A Blog by Jonathan Low

 

Jul 28, 2016

What Can A Hacker Do With Your Genetic Information?

Use it against you? JL

Kaleigh Rogers reports in Motherboard:

If you were vying with (someone) for a job, you could try to use that information to suggest that they might be unfit. You could be in a custody battle where DNA could suggest there’s a predisposition to psychiatric illness. For people concerned about genetic privacy, know the laws in their home states for getting DNA removed from a police database, and read through the agreements before they send a sample off to a consumer site.
Learning about the genetic markers stored in your DNA can be an illuminating experience, even a life-altering one. Now that direct-to-consumer genetic testing companies such as 23andMe have made these tests more accessible and affordable, it’s no wonder that more than 1 million people have shipped their spit off to be genotyped, and have all their genetic information catalogued (and sold) in the process.
When a massive cache of private information is all stored in one place, it will naturally be a target for hackers. Though there hasn’t been a hack of any consumer genetic testing company yet, it may just a matter of time before someone breaches one of these sites and gains access to not just your credit card, but also your genetic markers.
So how concerned should we be, and what might happen if a hacker ever did get his or her hands on your DNA?
“You can imagine scenarios where unsavory people could try to use this stuff in personal ways,” said Dr. Robert Green, the director of the Genomes to People research program at Brigham and Women's Hospital, Broad Institute and Harvard Medical School.
Green told me while a massive hack might be able to execute a data dump of genetic information, unless the hacker was also able to connect that information to individuals (personal information is encrypted, according to 23andMe’s privacy policy) it wouldn’t be particularly useful. Even if the genetic information was linked to customers’ identities, on a mass scale it wouldn’t mean much.
What would be more detrimental would be a targeted attack to collect your genetic information specifically, orchestrated by somebody you know.
“If there were variants that put someone at risk for Alzheimer’s disease and you were vying with that person in a corporation for a job, you could somehow try to use that information to suggest that they might be unfit,” Green told me over the phone. “You could be in a custody battle where DNA could suggest there’s a predisposition to psychiatric illness, for example.”
Green has previously studied how genetic information like this could be used in politics, citing the obsession and concern over Senator John McCain’s age and vitality in the 2008 election. But if someone were targeting you specifically, there are way less complicated and risky ways of getting your genetic information than breaching the entire 23andMe database.

"There are still many areas where people are not protected."

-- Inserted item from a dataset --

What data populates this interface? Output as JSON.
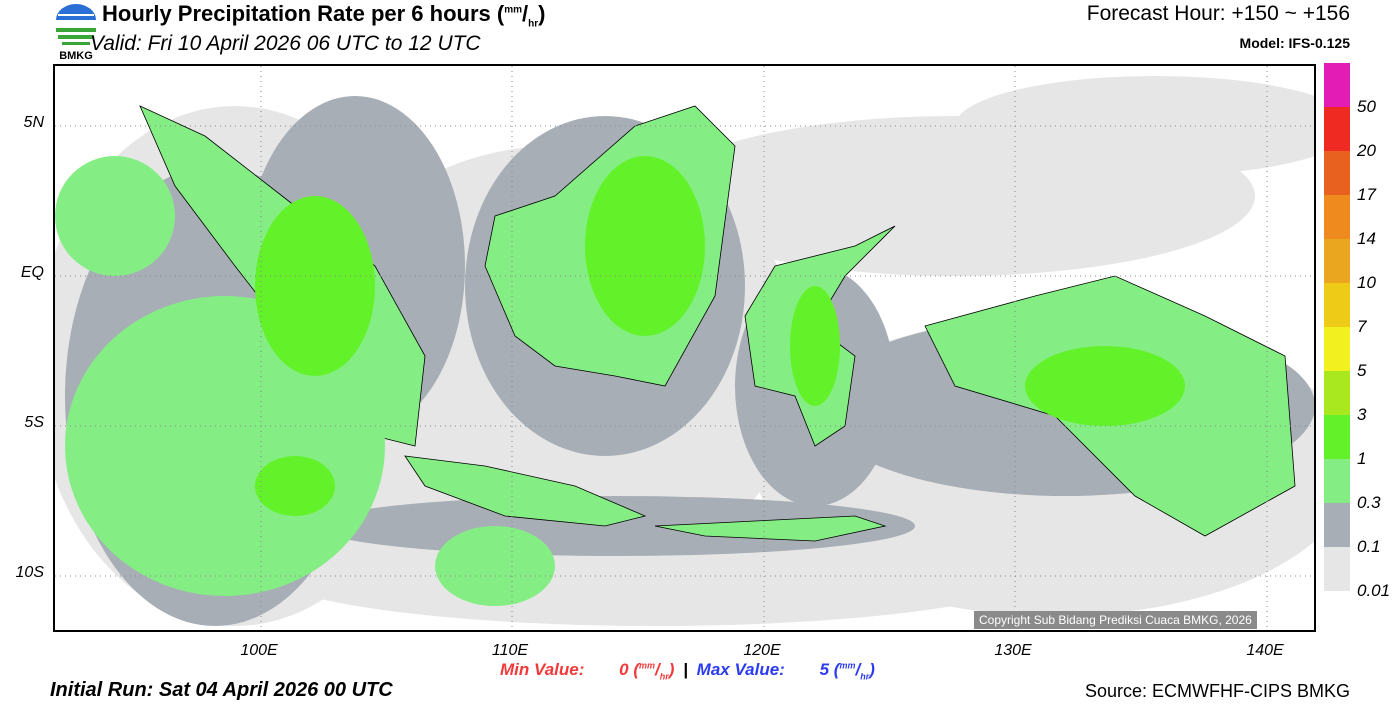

Someone could hack into your account on a genetics site, or even just collect your DNA from a used coffee cup and send it away for analysis—something New Scientist reporters proved was remarkably simple back in 2009. Besides, the Genetic Information Nondiscrimination Act of 2008 prohibits employers and health insurance companies from discriminating against you based on your DNA.
Green also pointed out that all of these attacks are based on a belief in a certain degree of “genetic determinism,” or the notion that our future is foretold in our DNA. The truth is that most disease arises as the result of a complicated interplay between lifestyle, genetics, and other factors. There’s no one single gene that guarantees you’ll get Alzheimer’s, for example, so even these direct assaults are based on a bad understanding of what your genetic information is really saying.
If a massive data dump isn’t a high risk, and you’re not running for office or at risk for some kind of corporate espionage scenario, is there anything to worry about?
“There are still many areas where people are not protected,” said Sheldon Krimsky, the chair of the Council for Responsible Genetics and a professor of environmental and urban policy and planning at Tufts University.
A chemist examining a DNA profile. Image: WikiPedia
Krimsky pointed to a case last year where police used a DNA sample from a murder and genetic information owned by Ancestry.com to create a “familial link” to a filmmaker in New Orleans. Michael Usry, the filmmaker, had to provide police with a sample of his DNA, which did not match the DNA from the crime scene, but he said that becoming a suspect in a murder case he’d never even heard of was a nerve-wracking experience.
“I had lots of days sitting at the house with the dog,” Usry told the New Orleans Advocate. “[I was] wondering if these guys were going to use a battering ram to bust open the door and shoot my dog after he started barking at them.”
There’s also the question of what consumer sequencing companies are doing with all that genetic information. 23andMe has numerous data-sharing deals with drug companies and researchers, (though the company only shares data if it has gotten consent from the user). While you might be totally cool with that, it’s something to consider: Do you care what hands your genetic information lands in, even if it’s anonymized?
Krimsky said his advice for people concerned about genetic privacy is to know the laws in their home states for getting DNA removed from a police database, and to actually read through the agreements before they send a sample off to a consumer site.
“Make sure your information is not going to be sold or given to someone else,” Krimsky said. “If it is, then perhaps think twice about it.”
Genetic research is evolving at a breakneck pace. As we gain better understanding of what different genetic markers signal, and how our genes influence our lives, keeping close tabs on who knows the secrets of your DNA will become even more critical.